How Closing the Locker Rooms Affects Pentucket Athletes

(Photo Article: Source:

(Photo Article: Source:

Lauren Arnold, Writer

Locker rooms jam-packed with 30 people at a time. Students race in after seventh period to find an area to change in before the bus leaves in just a few minutes. Minimal to no privacy whatsoever, bumping into other students as you get dressed. If you are an athlete at Pentucket, this probably rings a bell- and you might even be missing this experience. 


The hectic locker room situation at Pentucket before the time of Covid was already an issue, but now, there is a different problem: Instead of locker rooms filled at capacity with too many students, they are now filled with no students.


Since the beginning of the 2020-21 school year, Pentucket has taken great precautions against Covid-19, one of them being that locker rooms are closed due to poor ventilation.


These precautions have remained in place throughout all four sports seasons, however, spring sports are especially popular and have much higher turnouts. With Pentucket offering ten sports this spring, more students than ever are looking for a place to change after school.  


Without the locker rooms, most students who do not have a car to change in have resorted to changing in the bathrooms before practices and games. And if you have been in a Pentucket bathroom, they are probably not the most glorious place you have ever been. 


Bathroom floors are often wet and dirty- not an ideal place to leave a bag or have your bare feet touch while you change. However, there really is no other option for athletes. 


Not only can bathrooms be gross, but they also can be Covid hotspots. Around the school, bathrooms have either two or one stalls. Most bathroom doors state that there can only be one to three people at a time inside the bathrooms, but there have been instances where more than quadruple the recommended amount of people are crowded inside a bathroom after school changing. 

(Photo Source: Lauren Arnold) A Pentucket Bathroom


The reason behind closing the locker rooms is the lack of ventilation within locker rooms. However, are the bathrooms much better when there are 10 people at a time in a bathroom?


An anonymous student explains their experience with the bathrooms after school. “It’s hard, because in the past with the locker rooms, anybody and everybody could go in and change, but now I walk into bathrooms after school to change and there is either the maximum amount of people allowed, or big friend groups, and I feel uncomfortable going in. I have even shown up late to practice because of waiting for a place to change.” 


With the Pentucket locker rooms, any athlete could go in and change with a very inclusive environment, but now, many students have described poor experiences with trying to find a place to change. Many stories have involved students walking into several bathrooms filled at capacity. 


Field hockey and lacrosse player Katie Drislane explains her thoughts. “It is also an inconvenience to have to find a place to leave your bag in the morning since you cannot leave your sports bag in the locker room anymore.” 
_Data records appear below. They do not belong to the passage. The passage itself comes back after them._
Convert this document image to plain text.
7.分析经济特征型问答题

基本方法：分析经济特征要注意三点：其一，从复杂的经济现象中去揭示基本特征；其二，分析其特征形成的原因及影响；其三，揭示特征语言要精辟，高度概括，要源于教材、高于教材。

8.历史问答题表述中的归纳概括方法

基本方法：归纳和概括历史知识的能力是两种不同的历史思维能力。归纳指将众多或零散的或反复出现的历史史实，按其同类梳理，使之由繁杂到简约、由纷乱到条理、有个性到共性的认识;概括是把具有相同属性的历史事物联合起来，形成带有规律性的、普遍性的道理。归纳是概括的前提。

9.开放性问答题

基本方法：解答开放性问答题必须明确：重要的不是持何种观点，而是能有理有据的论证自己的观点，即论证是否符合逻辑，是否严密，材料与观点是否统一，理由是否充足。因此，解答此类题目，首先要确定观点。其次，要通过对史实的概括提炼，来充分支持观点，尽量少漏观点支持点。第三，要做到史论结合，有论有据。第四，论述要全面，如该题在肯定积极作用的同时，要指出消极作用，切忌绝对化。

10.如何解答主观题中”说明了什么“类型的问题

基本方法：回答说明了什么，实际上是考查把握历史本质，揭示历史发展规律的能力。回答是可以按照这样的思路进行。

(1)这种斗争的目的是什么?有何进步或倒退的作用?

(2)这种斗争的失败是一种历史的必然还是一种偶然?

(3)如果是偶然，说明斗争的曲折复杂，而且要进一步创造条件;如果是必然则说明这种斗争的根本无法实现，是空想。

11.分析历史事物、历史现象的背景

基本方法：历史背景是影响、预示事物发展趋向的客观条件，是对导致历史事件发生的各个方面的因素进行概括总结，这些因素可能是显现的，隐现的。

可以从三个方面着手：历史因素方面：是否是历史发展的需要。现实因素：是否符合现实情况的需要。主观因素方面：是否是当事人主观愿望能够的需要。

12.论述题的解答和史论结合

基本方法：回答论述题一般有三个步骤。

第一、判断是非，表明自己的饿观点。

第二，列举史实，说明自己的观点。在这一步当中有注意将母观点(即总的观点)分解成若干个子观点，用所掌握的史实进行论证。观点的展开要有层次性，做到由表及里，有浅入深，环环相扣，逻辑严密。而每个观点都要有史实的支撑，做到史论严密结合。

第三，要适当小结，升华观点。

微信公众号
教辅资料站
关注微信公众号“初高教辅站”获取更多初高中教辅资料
Pentucket has not only prohibited students from gathering to change in the locker rooms, but also from leaving sports bags in there during the day. Some athletes have scrambled to find a teacher’s classroom to leave their bag in during the day, while others even carry their heavy bags around all day with them.


Dr. Ruland’s office is now constantly crowded with track bags, lacrosse sticks, and various other pieces of equipment as athletes do not have anywhere else to put their belongings. Many other teachers have offered to let students store their things in their classrooms because there does not seem to be any other option at the moment.


Libby Murphy suggests that keeping both locker rooms open would have been a safer option. “It would be much more split up because right now there are a ton of girls in the bathrooms and it is defeating the whole purpose.” 


Gym teacher Kim Kelley agrees. “At first, it was the right decision to close them because there were so many unknowns, and there was no ventilation or windows. However, I feel like now, moving forward, we could have a capacity limit and have the doors open, [allowing] a couple of people at a time in and out.”


The locker rooms are big, so if there was a limit on how many people could go in, and on top of that athletes could still use the bathrooms to change, athletes would be well broken up into different areas.


Alyssa Thompson also mentions how closing the locker rooms affected winter basketball athletes. “During basketball season, the locker rooms are where we have our team meetings and half-time talks. Without that, a lot changed and the energy was not the same.” 

(Photo Source: Pentucketathletics Instagram)

Not only are locker rooms a place for athletes to change, but they also are a place for athletes to meet with their teammates to talk about the game. Without the privacy of the locker room, it was hard for athletes to communicate and keep the same energy. 


So, were all of these Covid precautions really worth taking, when the bathrooms are posing the same problems? Maybe. However, many believe that the Covid precautions that Pentucket took to keep students and staff safe may have caused more safety issues than keeping the locker rooms open in the first place. 


Hopefully next fall, locker rooms will be open, and athletes and teams will be able to change and socialize again in the locker rooms.